CHAVOUS
v.
RICHMOND COUNTY HOSPITAL AUTHORITY.
67323.
Court of Appeals of Georgia.
Decided January 6, 1984.Percy J. Blount, Henry R. Smith, for appellant.
Wyckliffe A. Knox, Jr., Raymond G. Chadwick, for appellee.
QUILLIAN, Presiding Judge.
Plaintiff-appellant Chavous appeals the grant of summary judgment to defendant-appellee hospital authority in an action for medical malpractice.
Appellant underwent an operation by a neurosurgeon in appellee's University Hospital in which the two lowest discs of his spine were removed through an incision in his lowest back. While he was recovering from the surgery and still in the hospital, appellant developed an infection at the surgical incision which was diagnosed as staphylococcus aureus, and described as a superficial surgical site infection. The infection was treated and took some time to cure.
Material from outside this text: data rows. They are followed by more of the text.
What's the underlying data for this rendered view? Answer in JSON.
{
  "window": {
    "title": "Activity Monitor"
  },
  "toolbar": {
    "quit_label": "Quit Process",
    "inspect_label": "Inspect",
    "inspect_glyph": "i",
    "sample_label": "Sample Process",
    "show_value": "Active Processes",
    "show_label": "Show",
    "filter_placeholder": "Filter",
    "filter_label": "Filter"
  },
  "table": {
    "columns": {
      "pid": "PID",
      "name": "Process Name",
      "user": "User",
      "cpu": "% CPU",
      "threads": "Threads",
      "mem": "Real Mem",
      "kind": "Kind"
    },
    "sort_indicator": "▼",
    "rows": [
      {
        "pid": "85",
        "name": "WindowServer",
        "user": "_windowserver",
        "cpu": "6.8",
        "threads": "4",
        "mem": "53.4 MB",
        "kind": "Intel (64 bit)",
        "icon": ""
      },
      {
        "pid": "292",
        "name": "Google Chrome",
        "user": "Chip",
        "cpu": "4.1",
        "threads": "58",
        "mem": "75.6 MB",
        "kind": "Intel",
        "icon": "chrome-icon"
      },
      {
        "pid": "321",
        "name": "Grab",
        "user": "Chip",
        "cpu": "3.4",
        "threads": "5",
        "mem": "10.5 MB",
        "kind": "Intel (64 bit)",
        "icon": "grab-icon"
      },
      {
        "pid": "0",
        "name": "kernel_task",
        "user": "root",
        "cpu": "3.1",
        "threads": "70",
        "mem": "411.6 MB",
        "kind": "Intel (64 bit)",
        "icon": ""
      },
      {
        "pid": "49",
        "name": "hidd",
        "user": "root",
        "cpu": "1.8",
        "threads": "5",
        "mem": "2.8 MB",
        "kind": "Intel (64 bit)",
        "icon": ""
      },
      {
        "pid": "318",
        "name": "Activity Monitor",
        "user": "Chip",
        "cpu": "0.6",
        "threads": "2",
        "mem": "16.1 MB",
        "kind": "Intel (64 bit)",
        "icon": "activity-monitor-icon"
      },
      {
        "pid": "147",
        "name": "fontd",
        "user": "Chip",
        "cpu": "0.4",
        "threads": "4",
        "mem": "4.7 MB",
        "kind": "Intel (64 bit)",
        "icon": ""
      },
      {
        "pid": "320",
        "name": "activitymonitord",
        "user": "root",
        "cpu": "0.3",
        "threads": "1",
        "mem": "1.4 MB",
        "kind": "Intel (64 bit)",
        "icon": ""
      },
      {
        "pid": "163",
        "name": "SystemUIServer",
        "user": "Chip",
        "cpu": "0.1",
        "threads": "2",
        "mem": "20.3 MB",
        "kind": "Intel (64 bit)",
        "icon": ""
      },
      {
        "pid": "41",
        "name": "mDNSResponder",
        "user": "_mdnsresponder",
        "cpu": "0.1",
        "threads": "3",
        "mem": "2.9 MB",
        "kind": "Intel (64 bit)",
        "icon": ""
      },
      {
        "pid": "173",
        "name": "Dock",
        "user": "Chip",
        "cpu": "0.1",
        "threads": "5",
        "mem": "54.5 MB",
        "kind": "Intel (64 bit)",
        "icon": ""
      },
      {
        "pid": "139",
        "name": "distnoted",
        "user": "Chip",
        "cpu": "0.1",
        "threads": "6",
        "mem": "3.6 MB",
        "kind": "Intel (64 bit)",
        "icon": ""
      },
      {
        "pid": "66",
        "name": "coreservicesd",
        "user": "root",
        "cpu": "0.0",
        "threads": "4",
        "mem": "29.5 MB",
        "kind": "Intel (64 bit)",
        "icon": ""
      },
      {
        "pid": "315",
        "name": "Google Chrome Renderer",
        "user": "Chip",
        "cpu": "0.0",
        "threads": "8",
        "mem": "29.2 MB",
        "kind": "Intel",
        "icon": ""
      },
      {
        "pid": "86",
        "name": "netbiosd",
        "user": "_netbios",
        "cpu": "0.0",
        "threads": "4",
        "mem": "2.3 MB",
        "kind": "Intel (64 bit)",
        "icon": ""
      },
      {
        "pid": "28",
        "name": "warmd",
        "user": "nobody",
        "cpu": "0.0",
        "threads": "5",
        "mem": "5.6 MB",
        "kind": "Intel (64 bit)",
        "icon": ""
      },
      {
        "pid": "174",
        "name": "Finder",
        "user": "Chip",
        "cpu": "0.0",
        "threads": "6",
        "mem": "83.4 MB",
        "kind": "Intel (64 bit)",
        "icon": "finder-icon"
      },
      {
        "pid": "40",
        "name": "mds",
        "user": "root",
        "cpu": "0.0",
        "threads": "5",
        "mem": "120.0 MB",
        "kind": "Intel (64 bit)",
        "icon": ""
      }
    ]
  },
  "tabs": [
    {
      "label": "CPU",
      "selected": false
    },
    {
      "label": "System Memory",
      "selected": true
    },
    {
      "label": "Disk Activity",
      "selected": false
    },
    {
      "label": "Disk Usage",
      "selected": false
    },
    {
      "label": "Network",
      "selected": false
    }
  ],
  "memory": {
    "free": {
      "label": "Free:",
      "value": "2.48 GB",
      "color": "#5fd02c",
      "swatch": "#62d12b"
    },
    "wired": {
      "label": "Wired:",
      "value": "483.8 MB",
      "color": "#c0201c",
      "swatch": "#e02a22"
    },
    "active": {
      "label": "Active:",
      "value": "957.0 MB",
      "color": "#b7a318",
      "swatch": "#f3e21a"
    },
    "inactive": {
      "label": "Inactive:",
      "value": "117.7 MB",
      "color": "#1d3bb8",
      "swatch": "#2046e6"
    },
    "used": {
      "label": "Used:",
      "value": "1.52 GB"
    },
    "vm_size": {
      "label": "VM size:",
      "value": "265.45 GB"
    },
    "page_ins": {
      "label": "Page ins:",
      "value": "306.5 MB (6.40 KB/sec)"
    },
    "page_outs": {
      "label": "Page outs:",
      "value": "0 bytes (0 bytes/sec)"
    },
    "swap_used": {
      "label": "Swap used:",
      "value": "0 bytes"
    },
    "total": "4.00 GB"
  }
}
Appellant instituted this action against appellee alleging negligence in failing to keep the operating room, instruments, dressings, sutures and other implements in a sterile condition, resulting in the staph infection. Appellee supported its motion for summary judgment with the affidavit of the nurse who was director of operating room nursing and the deposition of the operating neurosurgeon that all professional standards of care were met as to maintenance of sterile conditions. This evidence was unrebutted. Held:
Appellant's sole contention is that the doctrine of res ipsa loquitur should be applied to his case.
The neurosurgeon testified that the staphylococcus aureus infection was an infrequent complication of surgery, occurring in about one of every thousand cases. The staph germs are frequently found on the human skin and it is impossible to completely remove all germs from the skin even when the skin is prepared for surgery. The *474 surgeon was of the opinion that the source of appellant's infection came from his own skin, not from unsterile conditions, and that there was no way to prevent appellant from being infected from his own skin.
"The fact that a patient develops a known complication to surgery is not proof of negligence. [Cit.] The criteria for the application of res ipsa loquitur is set forth in Fender v. Colonial Stores, 138 Ga. App. 31, 38 (225 SE2d 691) (1976): `(1) injury of a kind which ordinarily does not occur in the absence of someone's negligence; (2) it must be caused by an agency or instrumentality within the exclusive control of the defendant; and (3) it must not have been due to any voluntary action or contribution on the part of the plaintiff.' The first two requirements of this test plainly have not been met. `[R]es ipsa loquitur should be applied with caution and only in extreme cases; that it is not applicable when there is an intermediary cause which produced or could produce the injury, or where there is direct unambiguous testimony as to the absence of negligence by the defendant, or where there is no fair inference that the defendant was negligent.' [Cit.]" Fox v. Cohen, 160 Ga. App. 270 (2), 271 (287 SE2d 272).
In this case, there being no evidence that appellant's infection was such that ordinarily does not occur in the absence of negligence, and evidence that it was caused by bacteria from appellant's own skin, complete removal of which was not possible, the first two requirements of res ipsa loquitur are not met.
"[I]t is impossible for a hospital to be in complete control of a staph germ which may be brought in by the patient. Consequently, since a hospital cannot be said to be in complete control of that which the patient himself may carry, it follows that res ipsa loquitur cannot be applied. [Cit.]" Bartlett v. Argonaut Ins. Cos., 258 Ark. 221, 224 (523 S.W.2d 385, 387).
There was no error in granting summary judgment to appellee.
Judgment affirmed. Sognier and Pope, JJ., concur.